Madrid tends to see the prospect of Catalan independence as an existential threat to Spain. By contrast England, perhaps scarred by the history of its relationship with Ireland, perhaps because of its more stable democratic tradition, sees no existential threat to itself even if the loss of Scotland (less than 10 per cent of the UK population) would mean a diminishment of Britain in the world. Symbolic declarations of sovereignty may be water off a ducks back to Westminster politicians delighting in our largely unwritten constitution. However, Catalonia’s 2006 Statute of Autonomy – despite being accepted by the Madrid Government of the time – has now been referred to Spain’s constitutional court. Welsh jurisdictional rows between Cardiff Bay and Westminster might well be labelled ‘Spanish practices’.
Of course, the perceived existential threat to Spain has an economic basis. Catalonia represents 19 per cent of the Spanish population, 20 per cent of its GDP, and nearly 20 per cent of all central government income. It is a net contributor to the Spanish exchequer since it currently receives only about 10 per cent of central government expenditures. A Declaration of Independence by Boris Johnson might have the same effect in Britain. The parlous state of Spain’s finances exacerbate the problem.

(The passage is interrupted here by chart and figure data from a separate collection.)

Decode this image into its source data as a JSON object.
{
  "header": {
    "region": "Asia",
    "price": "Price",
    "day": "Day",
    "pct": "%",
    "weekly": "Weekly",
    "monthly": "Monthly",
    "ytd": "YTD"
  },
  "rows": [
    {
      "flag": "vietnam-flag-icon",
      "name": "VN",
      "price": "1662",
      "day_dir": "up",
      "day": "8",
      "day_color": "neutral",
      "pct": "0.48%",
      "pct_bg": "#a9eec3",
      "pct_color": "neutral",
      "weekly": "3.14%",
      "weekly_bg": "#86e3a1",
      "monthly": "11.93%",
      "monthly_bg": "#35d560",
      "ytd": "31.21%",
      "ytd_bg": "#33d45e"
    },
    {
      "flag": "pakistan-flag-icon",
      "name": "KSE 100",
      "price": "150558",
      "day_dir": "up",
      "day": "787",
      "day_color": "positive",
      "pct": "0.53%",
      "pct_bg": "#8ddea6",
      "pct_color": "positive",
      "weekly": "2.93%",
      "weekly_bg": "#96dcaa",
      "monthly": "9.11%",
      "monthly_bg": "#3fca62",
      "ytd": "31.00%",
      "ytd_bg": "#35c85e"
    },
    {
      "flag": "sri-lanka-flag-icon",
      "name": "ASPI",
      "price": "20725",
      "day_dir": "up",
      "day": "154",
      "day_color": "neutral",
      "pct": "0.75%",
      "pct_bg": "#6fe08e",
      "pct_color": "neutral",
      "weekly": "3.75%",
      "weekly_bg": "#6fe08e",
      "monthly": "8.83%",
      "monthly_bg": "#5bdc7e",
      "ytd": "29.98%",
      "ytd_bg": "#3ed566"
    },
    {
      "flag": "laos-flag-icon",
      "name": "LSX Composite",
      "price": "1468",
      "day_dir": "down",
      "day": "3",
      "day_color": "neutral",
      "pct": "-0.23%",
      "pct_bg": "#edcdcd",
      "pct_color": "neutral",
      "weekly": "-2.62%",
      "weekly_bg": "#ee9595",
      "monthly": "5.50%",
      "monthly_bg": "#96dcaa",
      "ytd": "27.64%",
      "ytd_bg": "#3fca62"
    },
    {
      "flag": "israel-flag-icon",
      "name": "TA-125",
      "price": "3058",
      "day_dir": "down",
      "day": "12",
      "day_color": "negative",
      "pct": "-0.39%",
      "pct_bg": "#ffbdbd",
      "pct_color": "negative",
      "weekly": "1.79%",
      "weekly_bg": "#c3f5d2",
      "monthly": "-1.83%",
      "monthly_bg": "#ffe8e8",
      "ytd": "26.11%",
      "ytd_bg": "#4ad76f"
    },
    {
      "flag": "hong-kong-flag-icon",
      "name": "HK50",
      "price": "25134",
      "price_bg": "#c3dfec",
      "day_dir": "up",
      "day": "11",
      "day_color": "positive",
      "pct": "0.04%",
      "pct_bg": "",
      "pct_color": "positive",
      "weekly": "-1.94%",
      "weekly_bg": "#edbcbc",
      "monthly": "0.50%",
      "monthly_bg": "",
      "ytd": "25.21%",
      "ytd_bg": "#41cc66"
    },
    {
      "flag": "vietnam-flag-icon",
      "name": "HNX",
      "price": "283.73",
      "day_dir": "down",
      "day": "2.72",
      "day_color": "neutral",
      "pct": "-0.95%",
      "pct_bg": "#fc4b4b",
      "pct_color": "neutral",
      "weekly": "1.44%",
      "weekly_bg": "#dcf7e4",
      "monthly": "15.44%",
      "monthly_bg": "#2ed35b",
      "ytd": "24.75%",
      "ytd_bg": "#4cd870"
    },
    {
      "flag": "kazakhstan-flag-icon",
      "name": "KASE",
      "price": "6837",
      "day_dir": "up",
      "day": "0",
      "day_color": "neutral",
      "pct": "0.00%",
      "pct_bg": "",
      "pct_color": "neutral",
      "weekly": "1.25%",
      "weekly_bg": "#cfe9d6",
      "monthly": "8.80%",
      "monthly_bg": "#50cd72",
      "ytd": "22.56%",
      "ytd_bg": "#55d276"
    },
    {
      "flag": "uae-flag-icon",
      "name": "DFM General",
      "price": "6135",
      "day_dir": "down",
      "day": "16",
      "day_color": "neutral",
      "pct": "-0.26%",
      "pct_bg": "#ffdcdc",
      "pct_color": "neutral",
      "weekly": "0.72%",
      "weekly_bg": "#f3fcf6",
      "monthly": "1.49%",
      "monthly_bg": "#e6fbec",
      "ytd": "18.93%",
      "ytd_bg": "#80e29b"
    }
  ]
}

One commentator has described Catalonia as “the most Scandinavian Mediterranean country”. But despite being an industrial powerhouse, unemployment in Catalonia is only a few percentage points behind Spain’s overall rate of 26 per cent. Catalan critics of Madrid claim that a scheme introduced in 2010 to equalise the fiscal capacities of Spain’s 15 regions (excluding the Basque Country and Navarre) overcooked things, leaving Catalonia – the region with the fourth highest per capita GDP (behind Madrid, the Basque Country and Navarre) – with a fiscal capacity lower than the average for all regions. Where Catalonia sees injustice, Madrid sees selfishness. Whatever the economic rights and wrongs, the politics was not clever. On the face of the data Catalonia need have less fear of the economics of independence than Scotland.
Madrid has also been accused of treading on the eggshell of the Catalan language, strengthening Spanish language rights within Catalonia and interfering with Catalan language policy, especially in relation to immigrants. This is seen an important in a situation where only 58 per cent of the population are Catalan born (comparable, say, with north east Wales) with 24 per cent born in the rest of Spain and 17 per cent born abroad.
It is doubtful whether the mass of tourists that now swarm over Barcelona’s main attractions – Gaudi’s Sagrada Familia seems to be merely the world’s most spectacular and crowded roundabout – will be conscious of these strong currents of opinion and argument. Catalonia is not only the country of Gaudi, but also of Miro, Dali, Picasso, Casals, Caballe and Carreras. Yet when the Olympics made Barcelona a world famous city it perhaps eclipsed the country of which it is such a culturally vital capital. Political developments in the next year may change that. In the meantime Catalans will be watching Scotland closely.